In grades III and IV there is usually structural changes of the kidneys as a result of the VUR. Many surgeons will recommend surgery. This would entail "re-implanting", or re-tunneling the distal end of the ureter into the bladder wall to re-establish the integrity of the unit to prevent reflux. Significant surgery is required which may mean a day or two in the hospital. But in competent hands, it is very successful.

The third option involves an endoscopic procedure usually performed in an out patient setting. Using an endoscope, a small tube with a camera at the end, the surgeon inserts the scope to the area where the ureter joins the bladder wall. He injects an inert gel at the spot where the ureter connects with the bladder. This creates a wall that will allow the urine to flow into the bladder but not flow back toward the kidney. Over time, new tissue forms in the area where the gel has been deposited. This has been very successful in providing long term results in preventing recurrence of VUR.

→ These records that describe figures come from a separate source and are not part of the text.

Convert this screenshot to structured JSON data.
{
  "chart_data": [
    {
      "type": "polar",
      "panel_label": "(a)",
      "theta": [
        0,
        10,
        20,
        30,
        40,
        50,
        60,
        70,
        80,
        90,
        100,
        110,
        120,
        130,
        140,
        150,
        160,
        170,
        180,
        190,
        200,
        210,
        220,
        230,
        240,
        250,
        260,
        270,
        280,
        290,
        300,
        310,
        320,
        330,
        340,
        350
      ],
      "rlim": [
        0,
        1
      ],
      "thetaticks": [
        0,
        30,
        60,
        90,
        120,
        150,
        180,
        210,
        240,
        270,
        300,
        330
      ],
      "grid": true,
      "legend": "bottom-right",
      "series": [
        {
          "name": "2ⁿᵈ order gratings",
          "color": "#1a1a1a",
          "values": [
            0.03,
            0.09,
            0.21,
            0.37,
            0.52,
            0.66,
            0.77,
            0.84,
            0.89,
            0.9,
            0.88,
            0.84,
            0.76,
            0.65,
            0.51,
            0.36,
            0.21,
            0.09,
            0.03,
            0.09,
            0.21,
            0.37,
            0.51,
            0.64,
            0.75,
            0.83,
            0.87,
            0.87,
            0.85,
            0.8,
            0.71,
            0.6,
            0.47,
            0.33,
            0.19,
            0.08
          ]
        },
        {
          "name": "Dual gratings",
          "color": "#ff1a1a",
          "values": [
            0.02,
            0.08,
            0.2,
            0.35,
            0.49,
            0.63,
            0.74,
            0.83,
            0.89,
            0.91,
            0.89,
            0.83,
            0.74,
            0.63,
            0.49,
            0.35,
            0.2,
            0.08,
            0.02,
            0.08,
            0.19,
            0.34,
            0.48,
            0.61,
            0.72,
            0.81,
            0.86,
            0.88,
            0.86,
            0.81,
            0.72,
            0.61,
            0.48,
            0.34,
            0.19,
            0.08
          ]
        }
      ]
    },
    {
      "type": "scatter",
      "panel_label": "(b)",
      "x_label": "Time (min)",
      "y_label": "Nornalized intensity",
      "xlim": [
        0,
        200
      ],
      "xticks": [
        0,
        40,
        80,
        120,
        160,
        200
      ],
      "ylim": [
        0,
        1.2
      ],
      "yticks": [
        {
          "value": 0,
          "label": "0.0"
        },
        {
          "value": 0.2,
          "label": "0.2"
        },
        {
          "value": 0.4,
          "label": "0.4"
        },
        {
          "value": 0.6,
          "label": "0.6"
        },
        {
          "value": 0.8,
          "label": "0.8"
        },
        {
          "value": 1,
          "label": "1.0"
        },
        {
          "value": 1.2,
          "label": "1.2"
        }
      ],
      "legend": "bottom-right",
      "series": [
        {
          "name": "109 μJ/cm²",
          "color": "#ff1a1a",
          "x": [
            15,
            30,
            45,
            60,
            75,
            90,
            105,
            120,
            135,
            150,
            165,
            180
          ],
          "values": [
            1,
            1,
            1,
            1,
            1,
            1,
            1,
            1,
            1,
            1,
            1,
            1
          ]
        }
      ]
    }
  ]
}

Going over all of the options, Janie's Mom preferred giving the antibiotics a try as it did not involve any invasive procedure. We agreed that this was perfectly acceptable.

After six months of preventive antibiotics we repeated the VCUG. It showed that the VUR had improved from a grade II to a grade I. Janie's mom was not too disappointed. The antibiotics had become very routine for both Janie and mom. She was willing to give it another six months. This decision seemed very reasonable. If this did not work, we should consider having Janie evaluated for the endoscopic procedure.

At the end of the second antibiotic trial the repeat VCUG was completely normal and we stopped the medication completely.